D’où l’impression réitérée que le cinéma donne de la vie une image semblable à celle qu’aurait un enfant de la vie océanique, s’il se contentait d’observer chaque jour pendant quelques minutes un poisson rouge dans son bocal…

Faudra-t-il invoquer ici la célèbre conjecture des frères Lumière : « Il n’existe pas de solution univoque au problème dit « du poisson rouge dans un bocal. » ?  Ou encore parler d’ « effet aquarium », à l’instar de Duke d’Ayez, le très médiatique et très brillant théoricien du cinéma ?  Aux yeux d’un amateur inconditionnel de la toile blanche formatés au soi-disant réalisme du mainstream de la production américaine, il n’est sans doute pas évident que des pans entiers de l’existence puissent échapper à l’œil cinématographique, qu’ils pourraient peut-être même ne jamais entrer dans le cadre...

Le sommeil par exemple. Certes, Andy Warhol a longuement filmé un homme endormi mais cette amusante provocation n’est qu’une manière parmi d’autres d’éluder la question. De même, par leur prétention absurde à l’authenticité, les puristes de la caméra à l’épaule et du son direct, asservis aux seuls angles de vues supposés objectifs, mais étroits, des machines enregistreuses pratiquement livrées à elles-mêmes, n’aboutissent in fine qu’à un lamentable laminage du « réel », amputé de toute densité, de toute complexité et de toute saveur ; sans parler des maux de têtes et autres dégâts subis par les yeux des spectateurs…

Alors, quoi ? Quadrature du cercle ? Impossibilité intrinsèque due aux contraintes techniques du cinématographe ? Un exemple extrait des grandes productions américaines récentes m’a convaincu du contraire.  Le film In the Valley of  Elah de Paul Haggis n’a pourtant rien du cinéma expérimental réservé à une clique d’initiés.

Hank, un policier militaire à la retraite, apprend une mauvaise nouvelle par téléphone : son fils, récemment rentré d’Irak, n’a pas réintégré sa base. C’est un acte de désertion. Le père, incrédule et perplexe, s’élance aussitôt à la recherche du jeune soldat. Deux jours de route au volant d’un petit pick-up sont nécessaires pour rejoindre la base militaire où stationnait le fiston. Afin de ne pas perdre de temps, la première nuit est passée dans la voiture sur une aire d’autoroute.

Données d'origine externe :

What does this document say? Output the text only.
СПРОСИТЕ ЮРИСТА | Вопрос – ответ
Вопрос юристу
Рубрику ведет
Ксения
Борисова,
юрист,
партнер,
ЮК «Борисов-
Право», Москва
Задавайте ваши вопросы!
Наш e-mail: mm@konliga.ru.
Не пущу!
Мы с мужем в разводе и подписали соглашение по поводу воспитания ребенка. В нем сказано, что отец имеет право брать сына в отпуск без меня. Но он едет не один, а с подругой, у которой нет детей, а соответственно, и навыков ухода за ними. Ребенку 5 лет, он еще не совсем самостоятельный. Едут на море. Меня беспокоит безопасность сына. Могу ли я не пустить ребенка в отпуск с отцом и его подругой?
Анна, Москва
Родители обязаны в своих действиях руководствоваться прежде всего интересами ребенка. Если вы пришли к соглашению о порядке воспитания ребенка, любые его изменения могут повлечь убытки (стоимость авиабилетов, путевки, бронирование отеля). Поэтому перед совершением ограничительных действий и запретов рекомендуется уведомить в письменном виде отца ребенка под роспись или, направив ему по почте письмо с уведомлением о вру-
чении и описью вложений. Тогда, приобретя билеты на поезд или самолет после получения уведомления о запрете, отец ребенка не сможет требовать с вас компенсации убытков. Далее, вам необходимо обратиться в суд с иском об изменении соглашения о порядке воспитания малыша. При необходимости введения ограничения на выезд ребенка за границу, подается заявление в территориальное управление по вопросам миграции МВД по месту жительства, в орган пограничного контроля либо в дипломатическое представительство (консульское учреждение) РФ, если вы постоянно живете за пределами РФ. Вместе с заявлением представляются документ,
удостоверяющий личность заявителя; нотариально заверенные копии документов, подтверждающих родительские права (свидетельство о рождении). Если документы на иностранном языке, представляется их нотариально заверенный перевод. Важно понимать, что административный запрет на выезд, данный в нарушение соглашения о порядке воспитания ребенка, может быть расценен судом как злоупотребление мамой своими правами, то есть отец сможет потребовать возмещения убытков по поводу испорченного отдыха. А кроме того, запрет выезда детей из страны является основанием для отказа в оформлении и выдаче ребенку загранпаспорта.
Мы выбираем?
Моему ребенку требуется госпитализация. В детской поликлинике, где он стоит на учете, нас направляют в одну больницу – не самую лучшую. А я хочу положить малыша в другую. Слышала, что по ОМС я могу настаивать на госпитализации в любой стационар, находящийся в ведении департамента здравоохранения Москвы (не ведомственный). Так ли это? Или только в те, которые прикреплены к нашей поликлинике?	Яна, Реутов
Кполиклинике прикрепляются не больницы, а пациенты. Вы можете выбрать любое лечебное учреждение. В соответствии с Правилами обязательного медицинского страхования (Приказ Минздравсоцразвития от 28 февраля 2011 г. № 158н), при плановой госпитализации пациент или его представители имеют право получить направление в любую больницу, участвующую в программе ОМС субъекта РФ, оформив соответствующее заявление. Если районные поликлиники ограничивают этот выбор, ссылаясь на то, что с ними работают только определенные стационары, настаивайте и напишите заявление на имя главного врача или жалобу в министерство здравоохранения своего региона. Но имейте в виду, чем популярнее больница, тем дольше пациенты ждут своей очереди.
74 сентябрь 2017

Le réalisateur choisit de mettre en scène le réveil, au petit matin, sur le parking. Non temps, non lieu. Atmosphère blafarde. Va-et-vient de voyageurs indifférents. Hank rêve de son fils. Un enfant sur l’aire de repos appelle son père hors-champ : « Papa ! Papa ! ». Ses cris s’insinuent dans le rêve et réveillent le dormeur, désorienté, égaré, littéralement extradé du réel par l’intensité inhabituelle du songe interrompu. L’enfant crie une nouvelle fois. Hank se ressaisit et démarre…  Le cinéaste opte pour l’ambiguïté et ne précise pas si les « Papa ! Papa ! » du jeune garçon ont directement induit le rêve ou s’y sont simplement inscrits en surimposition, interrompant du même coup le sommeil…  

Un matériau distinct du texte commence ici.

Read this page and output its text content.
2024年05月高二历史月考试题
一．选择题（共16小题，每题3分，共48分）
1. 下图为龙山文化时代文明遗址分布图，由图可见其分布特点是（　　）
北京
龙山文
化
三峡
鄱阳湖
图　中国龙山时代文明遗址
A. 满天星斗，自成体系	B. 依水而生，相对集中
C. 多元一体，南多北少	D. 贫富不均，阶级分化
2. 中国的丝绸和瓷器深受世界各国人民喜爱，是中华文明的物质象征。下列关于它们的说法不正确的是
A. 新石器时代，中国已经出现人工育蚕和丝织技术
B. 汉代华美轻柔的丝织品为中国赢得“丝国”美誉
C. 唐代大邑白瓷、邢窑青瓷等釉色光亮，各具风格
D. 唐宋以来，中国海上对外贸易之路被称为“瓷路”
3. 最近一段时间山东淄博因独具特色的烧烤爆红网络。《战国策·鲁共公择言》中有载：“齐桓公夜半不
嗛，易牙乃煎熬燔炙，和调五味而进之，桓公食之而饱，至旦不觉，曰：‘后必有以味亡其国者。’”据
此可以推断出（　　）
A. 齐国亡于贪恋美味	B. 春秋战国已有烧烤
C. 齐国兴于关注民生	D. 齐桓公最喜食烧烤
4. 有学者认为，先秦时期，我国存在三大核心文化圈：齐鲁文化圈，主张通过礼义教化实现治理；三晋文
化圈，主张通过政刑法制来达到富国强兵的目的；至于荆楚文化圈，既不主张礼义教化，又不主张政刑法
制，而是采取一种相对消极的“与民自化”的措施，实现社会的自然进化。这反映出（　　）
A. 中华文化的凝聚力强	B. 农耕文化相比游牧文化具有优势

Apprentis cinéastes, à vos visionneuses ! Il me semble qu’il serait hautement instructif pour vos cervelles avides de connaissance d’analyser minutieusement cette brève séquence afin de mieux comprendre comment le réalisateur a su donner une telle intensité à un moment banal, à première vue tout à fait inutile à l’action. À première vue seulement, parce que ce bref instant de confusion entre rêve et réalité est la clé d’un scénario très construit, peut-être trop, de sorte qu’il n’y a plus après cette scène le moindre espace pour échapper à la mécanique si bien huilée par le brillant scénariste qu’est Paul Haggis…. 

Mais après tout, l’espace de liberté d’une jeune recrue envoyée à la guerre n’est-il pas assez comparable à celui d’un poisson rouge livré sans défense par un gamin cruel à la patte affamée du chat ?

 

Roland Dormans

 

 

 

 Nous sommes tous des petits poissons rouges... ou blancs.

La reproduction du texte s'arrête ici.